O Monumento, que faz parte do conjunto paisagístico do Parque do Flamengo, tombado pelo IPHAN, é guardado por um revezamento das três forças armadas: Exército, Marinha e Aeronáutica. Todo primeiro domingo do mês de outubro, é realizada a cerimônia da troca de guarda festiva, quando a Marinha passa a guarda do monumento para a Aeronáutica, por exemplo.

Além de cerimônias militares ele é palco também de diversas celebrações populares, como foram as Missas rezadas pelo Papa João Paulo II em suas duas vindas à cidade, em 1982 e 1998.

Monumento aos Pracinhas

O que fazer no local

Subsolo – Se chega por uma escadaria em mármore e compreende antecâmara, câmara, dependência para a administração e acomodações para a guarda permanente.

Câmara fúnebre – Contém os 468 jazigos de mármore preto nacional com tampas de mármore de Carrara, onde encontram-se gravados informações do morto.

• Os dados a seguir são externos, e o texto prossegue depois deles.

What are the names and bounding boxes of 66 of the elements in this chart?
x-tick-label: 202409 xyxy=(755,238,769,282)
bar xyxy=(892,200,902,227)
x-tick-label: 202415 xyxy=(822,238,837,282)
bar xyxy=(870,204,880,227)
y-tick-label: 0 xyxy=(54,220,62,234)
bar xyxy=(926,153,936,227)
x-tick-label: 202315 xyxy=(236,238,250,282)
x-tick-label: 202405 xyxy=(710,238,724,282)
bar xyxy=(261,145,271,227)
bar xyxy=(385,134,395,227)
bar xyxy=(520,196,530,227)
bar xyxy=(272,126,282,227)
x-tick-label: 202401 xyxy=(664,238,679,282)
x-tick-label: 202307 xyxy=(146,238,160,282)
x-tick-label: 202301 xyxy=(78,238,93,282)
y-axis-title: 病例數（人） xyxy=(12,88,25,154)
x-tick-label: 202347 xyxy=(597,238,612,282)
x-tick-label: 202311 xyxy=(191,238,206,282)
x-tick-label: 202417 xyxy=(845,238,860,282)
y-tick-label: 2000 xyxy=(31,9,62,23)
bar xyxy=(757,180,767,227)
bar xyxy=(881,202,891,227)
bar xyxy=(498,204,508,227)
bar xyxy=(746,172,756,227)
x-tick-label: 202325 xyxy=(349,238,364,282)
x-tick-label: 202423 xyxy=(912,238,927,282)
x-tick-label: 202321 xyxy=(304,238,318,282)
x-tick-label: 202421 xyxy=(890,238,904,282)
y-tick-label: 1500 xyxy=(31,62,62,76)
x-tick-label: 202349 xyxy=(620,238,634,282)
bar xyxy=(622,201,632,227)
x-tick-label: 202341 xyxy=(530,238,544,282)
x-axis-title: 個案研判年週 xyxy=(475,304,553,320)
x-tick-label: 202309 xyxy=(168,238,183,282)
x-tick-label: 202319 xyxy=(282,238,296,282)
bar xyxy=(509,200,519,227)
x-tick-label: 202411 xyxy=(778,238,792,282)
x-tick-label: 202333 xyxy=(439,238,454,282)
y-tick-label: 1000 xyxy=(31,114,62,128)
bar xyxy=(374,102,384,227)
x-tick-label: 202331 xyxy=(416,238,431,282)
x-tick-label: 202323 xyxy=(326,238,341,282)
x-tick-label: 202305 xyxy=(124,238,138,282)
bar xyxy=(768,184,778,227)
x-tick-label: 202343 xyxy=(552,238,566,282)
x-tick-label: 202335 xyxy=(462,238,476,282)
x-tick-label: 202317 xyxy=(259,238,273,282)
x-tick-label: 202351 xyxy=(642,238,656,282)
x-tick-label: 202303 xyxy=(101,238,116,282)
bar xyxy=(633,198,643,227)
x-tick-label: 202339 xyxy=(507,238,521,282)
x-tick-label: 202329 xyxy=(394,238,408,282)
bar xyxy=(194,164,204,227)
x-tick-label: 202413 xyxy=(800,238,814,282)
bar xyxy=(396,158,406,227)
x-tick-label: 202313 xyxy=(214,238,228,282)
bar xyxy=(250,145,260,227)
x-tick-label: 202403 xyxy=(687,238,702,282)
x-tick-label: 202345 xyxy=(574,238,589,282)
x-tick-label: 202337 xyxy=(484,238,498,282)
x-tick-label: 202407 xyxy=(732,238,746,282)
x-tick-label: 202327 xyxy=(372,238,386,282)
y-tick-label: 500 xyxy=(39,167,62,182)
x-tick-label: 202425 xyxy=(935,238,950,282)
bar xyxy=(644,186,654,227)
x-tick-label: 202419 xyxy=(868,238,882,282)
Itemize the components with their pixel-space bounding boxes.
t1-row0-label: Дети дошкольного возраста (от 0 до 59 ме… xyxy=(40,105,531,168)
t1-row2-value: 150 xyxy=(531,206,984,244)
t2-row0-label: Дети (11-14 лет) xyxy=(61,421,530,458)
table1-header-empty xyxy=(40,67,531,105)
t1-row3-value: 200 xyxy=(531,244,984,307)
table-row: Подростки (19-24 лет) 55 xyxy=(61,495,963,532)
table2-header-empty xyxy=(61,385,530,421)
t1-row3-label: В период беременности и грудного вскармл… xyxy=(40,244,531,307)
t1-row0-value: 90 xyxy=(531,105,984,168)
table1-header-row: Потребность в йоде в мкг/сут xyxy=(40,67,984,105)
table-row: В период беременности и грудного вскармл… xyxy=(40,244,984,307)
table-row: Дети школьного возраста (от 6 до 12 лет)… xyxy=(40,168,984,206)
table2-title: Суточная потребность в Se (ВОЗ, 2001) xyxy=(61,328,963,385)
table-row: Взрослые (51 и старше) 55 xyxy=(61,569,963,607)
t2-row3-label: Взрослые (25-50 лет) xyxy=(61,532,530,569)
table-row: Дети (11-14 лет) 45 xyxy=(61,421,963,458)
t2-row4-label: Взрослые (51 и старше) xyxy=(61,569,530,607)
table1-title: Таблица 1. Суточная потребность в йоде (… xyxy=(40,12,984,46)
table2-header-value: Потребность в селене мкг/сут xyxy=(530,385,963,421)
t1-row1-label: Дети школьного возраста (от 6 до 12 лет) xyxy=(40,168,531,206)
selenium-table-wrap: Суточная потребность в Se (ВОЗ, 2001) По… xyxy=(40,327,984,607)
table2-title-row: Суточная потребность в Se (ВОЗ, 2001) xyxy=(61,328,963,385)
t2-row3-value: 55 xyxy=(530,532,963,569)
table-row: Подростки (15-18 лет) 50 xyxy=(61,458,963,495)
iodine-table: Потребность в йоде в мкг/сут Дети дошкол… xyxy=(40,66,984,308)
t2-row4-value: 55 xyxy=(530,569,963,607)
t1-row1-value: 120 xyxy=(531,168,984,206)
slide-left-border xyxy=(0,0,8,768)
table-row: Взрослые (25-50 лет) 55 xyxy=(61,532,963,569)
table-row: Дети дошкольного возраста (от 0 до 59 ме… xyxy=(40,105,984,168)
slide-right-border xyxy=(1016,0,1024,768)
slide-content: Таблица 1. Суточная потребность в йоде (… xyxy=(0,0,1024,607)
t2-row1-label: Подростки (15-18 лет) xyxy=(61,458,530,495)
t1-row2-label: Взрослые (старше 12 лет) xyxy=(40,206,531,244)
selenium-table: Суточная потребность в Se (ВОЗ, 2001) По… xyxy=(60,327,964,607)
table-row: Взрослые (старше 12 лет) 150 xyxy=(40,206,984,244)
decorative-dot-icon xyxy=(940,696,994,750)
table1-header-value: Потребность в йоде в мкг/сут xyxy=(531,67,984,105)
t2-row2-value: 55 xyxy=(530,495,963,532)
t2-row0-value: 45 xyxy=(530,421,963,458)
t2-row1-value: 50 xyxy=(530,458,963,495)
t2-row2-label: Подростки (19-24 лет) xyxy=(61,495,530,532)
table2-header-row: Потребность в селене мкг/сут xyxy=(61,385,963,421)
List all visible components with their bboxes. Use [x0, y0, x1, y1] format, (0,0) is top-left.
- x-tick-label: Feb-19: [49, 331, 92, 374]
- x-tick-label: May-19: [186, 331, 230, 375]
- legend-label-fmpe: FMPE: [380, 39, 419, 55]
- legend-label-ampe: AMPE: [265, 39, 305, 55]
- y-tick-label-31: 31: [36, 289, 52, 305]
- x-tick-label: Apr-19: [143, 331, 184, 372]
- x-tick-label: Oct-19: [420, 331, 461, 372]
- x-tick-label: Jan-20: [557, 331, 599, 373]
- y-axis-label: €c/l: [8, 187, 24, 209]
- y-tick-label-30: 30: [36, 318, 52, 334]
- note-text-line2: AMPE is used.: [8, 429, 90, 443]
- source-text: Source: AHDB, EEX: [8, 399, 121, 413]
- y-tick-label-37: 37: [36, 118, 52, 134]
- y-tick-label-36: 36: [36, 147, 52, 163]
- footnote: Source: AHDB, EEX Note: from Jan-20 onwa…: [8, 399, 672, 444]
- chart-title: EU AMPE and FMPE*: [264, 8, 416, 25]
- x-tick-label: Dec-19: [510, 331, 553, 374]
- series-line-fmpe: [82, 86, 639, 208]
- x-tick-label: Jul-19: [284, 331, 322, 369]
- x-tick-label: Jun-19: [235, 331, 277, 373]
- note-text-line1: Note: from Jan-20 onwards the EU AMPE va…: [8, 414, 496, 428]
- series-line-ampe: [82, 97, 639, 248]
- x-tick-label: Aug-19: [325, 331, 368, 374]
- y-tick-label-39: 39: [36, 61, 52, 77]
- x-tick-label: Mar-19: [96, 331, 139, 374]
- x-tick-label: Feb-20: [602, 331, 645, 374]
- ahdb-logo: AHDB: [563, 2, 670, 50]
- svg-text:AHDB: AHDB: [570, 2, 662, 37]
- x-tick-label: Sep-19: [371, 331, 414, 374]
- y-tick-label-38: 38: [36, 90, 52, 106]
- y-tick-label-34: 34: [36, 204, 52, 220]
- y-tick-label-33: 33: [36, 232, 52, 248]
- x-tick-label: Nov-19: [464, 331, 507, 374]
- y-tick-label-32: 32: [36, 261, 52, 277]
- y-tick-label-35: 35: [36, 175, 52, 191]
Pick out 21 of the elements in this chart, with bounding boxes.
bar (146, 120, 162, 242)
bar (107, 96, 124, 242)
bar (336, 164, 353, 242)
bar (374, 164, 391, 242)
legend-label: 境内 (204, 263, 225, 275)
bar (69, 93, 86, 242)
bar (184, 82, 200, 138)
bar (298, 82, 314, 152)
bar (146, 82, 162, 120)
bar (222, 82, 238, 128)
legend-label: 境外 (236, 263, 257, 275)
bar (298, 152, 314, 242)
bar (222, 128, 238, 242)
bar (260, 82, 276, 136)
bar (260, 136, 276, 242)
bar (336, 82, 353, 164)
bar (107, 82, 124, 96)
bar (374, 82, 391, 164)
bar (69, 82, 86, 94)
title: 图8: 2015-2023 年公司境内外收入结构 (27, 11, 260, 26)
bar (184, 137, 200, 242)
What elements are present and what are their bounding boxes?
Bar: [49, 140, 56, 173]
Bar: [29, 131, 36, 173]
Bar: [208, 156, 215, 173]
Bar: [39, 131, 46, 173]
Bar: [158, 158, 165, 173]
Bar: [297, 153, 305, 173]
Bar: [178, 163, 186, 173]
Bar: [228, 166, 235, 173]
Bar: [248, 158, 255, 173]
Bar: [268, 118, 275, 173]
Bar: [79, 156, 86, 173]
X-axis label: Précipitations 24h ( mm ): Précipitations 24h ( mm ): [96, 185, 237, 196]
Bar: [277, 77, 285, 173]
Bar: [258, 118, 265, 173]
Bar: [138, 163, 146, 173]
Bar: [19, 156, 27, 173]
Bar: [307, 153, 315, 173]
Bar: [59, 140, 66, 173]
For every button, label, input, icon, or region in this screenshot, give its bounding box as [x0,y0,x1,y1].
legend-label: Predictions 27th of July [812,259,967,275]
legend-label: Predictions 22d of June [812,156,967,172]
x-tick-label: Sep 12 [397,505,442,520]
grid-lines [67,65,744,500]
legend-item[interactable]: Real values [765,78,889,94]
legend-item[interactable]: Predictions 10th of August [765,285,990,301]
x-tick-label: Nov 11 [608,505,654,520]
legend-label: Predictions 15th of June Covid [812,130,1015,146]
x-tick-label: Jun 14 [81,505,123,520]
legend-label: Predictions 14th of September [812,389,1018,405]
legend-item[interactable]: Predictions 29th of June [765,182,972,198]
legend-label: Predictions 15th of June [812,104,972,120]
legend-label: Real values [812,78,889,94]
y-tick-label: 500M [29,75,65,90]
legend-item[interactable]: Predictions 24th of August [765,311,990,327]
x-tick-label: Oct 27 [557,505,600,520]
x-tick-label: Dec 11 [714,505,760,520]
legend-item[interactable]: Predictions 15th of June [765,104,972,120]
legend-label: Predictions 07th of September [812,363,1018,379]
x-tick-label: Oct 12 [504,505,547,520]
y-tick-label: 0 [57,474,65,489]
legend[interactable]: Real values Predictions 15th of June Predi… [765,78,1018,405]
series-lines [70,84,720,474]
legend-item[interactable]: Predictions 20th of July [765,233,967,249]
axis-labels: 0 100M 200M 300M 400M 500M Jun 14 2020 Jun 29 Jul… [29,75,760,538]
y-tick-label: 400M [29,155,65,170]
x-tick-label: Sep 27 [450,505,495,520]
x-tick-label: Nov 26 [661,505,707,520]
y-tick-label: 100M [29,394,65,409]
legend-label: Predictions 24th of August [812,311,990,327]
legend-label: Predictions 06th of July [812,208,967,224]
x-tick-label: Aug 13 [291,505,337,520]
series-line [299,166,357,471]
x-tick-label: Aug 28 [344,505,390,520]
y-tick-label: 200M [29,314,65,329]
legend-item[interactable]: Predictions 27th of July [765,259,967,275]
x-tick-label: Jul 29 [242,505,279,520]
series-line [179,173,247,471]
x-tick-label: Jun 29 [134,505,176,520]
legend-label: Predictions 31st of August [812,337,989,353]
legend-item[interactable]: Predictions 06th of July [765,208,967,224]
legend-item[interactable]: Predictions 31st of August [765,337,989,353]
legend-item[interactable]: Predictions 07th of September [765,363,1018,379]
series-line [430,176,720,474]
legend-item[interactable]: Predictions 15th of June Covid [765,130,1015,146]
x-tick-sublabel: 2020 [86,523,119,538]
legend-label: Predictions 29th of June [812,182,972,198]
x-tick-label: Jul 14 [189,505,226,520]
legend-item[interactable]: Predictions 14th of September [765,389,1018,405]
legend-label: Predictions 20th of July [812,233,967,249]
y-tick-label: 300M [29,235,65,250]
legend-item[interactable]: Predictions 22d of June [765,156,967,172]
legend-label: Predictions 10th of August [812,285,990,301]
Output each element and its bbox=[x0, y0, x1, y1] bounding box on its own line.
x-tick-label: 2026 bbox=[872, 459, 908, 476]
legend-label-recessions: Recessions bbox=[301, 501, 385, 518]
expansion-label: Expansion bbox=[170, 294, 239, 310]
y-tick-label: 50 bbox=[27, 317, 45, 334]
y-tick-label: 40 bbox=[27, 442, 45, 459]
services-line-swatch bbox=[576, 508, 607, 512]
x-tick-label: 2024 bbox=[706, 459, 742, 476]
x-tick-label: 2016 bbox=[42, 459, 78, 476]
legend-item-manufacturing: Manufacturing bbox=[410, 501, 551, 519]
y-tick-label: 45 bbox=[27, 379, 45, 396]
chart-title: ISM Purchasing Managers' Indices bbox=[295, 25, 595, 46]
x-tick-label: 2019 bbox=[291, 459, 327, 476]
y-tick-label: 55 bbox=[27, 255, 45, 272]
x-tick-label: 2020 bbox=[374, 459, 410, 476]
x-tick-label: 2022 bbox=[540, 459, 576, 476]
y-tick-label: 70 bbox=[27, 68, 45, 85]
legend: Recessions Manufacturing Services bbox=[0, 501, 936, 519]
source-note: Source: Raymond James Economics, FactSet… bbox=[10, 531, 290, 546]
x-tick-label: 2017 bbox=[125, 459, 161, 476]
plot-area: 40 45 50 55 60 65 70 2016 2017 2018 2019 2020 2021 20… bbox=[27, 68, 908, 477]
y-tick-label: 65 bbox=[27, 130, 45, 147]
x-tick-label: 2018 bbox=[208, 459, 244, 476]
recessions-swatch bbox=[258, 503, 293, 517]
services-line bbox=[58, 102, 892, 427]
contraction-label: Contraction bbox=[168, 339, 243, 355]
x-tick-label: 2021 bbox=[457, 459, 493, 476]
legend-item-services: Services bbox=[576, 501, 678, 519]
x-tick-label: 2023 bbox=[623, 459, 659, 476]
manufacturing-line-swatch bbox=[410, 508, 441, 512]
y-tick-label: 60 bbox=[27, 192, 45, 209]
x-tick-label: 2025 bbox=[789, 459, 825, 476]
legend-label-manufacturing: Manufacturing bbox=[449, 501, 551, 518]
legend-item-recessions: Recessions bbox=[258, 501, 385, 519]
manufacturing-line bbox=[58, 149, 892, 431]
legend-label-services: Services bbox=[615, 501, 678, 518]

Quinze jazigos não possuem nomes gravados porque se referem a desaparecidos e a mortos não identificados: “Aqui jaz um herói da FEB (Força Expedicionária Brasileira) – Deus sabe o nome.” À esquerda, na parede, estão gravados os nomes dos 800 homens das Marinhas de Guerra e Mercante, dos militares do Exército mortos nos torpedeamentos e dos combatentes não identificados.

Patamar – Onde está instalado um pequeno museu, jardim interior e entrada do subsolo. O museu possui mostruários de objetos ligados às operações de guerra de nossos veteranos que lutaram na Itália. O jardim interior mostra o roteiro da FEB. A entrada do subsolo apresenta painéis que representam, em cerâmica, aspectos representativos da vida e da luta no mar, e tem, no sopé, os nomes dos navios brasileiros torpedeados.

Quando ir

Vale a pena fazer uma visita ao Monumento aos sábados, domingos ou feriados, e, principalmente, quando você também puder aproveitar um belo dia de sol caminhando pelo Aterro, fazendo um piquenique nos jadins do MAM e conhecendo o próprio Museu de Arte Moderna, que fica bem pertinho. Em um dia inteiro você conhece estes dois pontos turísticos.